Increased free testing, contact tracing and other steps are needed to fight the COVID-19 Delta variant, now dominant in much of Europe, the World Health Organization and the EU’s disease agency warned Friday.
WHO Europe and the European Centre for Disease Prevention and Control (ECDC) issued a joint appeal for “reinforced efforts” by European countries to check the spread of the highly transmissible Delta variant, first detected in India.
“WHO recommends that countries increase access to free of charge testing, expand sequencing, incentivize quarantine for contacts and isolation for confirmed cases, strengthen contact tracing to break chains of transmission and ensure those most at risk among our populations are vaccinated,” the joint statement said.
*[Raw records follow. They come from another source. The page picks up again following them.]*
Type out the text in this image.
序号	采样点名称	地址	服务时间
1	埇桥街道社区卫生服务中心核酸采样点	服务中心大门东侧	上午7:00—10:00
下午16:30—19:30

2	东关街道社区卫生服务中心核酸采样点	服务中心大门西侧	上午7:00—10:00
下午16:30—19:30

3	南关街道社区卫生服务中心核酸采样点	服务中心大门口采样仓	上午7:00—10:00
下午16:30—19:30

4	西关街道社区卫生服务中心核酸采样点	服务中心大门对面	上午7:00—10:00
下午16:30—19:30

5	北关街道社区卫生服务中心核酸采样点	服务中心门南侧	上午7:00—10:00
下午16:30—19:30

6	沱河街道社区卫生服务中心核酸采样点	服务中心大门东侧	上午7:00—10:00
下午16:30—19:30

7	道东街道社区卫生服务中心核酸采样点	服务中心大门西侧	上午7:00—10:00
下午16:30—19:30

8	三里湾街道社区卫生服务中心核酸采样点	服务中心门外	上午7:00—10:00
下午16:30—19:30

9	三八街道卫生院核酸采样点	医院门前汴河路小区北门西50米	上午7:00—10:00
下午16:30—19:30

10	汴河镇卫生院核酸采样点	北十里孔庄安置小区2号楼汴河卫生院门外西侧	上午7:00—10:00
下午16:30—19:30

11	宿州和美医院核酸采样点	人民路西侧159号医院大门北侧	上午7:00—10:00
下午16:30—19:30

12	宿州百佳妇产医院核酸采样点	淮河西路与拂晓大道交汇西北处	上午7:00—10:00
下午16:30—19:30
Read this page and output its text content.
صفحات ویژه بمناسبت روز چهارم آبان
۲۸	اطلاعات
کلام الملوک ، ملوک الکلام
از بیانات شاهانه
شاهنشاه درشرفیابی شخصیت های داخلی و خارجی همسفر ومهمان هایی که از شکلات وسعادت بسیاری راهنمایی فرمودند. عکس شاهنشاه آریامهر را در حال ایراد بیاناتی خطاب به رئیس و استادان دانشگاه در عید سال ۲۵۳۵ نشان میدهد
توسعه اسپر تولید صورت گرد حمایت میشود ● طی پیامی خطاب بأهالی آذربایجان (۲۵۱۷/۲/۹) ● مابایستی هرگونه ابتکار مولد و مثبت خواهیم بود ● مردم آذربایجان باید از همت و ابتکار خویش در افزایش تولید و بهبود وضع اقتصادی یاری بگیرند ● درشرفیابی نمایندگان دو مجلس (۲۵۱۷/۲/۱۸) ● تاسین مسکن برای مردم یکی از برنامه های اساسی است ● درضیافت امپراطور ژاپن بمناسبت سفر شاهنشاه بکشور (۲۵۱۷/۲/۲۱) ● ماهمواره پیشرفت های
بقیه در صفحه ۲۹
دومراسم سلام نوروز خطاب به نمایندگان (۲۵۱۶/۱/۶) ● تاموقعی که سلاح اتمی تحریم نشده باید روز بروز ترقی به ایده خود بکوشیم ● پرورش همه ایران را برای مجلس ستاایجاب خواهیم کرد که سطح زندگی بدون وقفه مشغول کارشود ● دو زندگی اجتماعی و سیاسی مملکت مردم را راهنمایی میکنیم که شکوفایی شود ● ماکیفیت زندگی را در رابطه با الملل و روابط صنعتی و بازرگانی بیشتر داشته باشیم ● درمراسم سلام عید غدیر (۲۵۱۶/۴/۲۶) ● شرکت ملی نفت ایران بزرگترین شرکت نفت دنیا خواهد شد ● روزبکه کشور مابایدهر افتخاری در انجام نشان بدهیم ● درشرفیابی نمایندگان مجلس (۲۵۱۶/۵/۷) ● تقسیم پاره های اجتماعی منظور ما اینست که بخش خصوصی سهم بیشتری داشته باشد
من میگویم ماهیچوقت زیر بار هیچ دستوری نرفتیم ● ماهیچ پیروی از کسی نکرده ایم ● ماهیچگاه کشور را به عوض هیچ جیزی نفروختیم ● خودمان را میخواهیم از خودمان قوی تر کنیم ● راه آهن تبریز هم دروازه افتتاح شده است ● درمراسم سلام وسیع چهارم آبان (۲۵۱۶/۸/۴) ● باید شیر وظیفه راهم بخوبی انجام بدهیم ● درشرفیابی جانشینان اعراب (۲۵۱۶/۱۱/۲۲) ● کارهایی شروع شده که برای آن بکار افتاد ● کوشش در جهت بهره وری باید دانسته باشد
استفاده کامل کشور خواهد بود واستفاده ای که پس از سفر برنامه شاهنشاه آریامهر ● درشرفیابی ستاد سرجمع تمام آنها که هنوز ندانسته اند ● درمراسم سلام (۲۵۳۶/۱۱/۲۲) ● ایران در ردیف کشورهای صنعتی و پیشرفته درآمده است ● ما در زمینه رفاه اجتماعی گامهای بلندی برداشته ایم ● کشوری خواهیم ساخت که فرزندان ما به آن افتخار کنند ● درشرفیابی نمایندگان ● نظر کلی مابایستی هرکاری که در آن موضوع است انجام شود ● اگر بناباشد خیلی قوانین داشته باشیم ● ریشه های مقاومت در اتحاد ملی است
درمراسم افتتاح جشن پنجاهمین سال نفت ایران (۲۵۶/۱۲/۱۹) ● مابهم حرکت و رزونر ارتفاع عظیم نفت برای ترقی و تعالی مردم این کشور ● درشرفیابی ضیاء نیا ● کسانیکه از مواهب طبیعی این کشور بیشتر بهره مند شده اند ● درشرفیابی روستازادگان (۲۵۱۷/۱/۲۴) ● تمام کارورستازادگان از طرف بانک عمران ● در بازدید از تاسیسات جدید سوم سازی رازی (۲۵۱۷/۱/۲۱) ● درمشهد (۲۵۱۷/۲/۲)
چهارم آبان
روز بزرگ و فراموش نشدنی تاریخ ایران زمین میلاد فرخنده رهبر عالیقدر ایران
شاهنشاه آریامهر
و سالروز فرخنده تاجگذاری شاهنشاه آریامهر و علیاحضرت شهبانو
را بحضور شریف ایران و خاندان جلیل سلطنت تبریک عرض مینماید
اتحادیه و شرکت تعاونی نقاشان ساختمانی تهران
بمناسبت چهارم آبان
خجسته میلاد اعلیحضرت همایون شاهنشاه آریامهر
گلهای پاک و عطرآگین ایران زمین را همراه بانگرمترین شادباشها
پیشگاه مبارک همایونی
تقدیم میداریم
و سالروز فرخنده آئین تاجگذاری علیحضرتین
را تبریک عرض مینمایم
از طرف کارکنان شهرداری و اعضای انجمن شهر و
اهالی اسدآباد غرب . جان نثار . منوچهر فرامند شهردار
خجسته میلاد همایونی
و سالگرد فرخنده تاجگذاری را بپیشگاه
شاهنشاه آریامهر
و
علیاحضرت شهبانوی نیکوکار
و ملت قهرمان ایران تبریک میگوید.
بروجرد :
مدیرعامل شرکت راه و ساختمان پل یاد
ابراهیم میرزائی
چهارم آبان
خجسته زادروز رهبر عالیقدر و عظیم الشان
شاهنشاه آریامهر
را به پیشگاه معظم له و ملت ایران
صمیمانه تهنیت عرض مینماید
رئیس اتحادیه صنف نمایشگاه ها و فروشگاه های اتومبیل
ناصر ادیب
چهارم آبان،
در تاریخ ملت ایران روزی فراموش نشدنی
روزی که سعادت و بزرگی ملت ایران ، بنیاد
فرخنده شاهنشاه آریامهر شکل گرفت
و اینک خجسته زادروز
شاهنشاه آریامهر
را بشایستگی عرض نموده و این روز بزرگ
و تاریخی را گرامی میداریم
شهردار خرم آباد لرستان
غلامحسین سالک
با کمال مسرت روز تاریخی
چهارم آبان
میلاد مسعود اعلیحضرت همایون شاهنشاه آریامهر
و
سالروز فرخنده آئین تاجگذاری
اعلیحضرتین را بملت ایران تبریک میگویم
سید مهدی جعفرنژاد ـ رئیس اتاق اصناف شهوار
It said data reported to WHO and the ECDC shows that between 28 June and 11 July the Delta variant was dominant in 19 countries of the 28 countries that reported sufficiently complete genetic sequencing information.
The number of cases surged this week by nine percent worldwide, up 26 percent in Europe and 60 percent in the United States, spurred on by the Delta variant, according to an AFP survey.
The ECDC, which tracks the 27 EU countries and three non-EU countries, said it raised from low to moderate its level of concern for the pandemic in Europe and expressed a high level of concern for four countries: Spain, Portugal, Malta and Cyprus.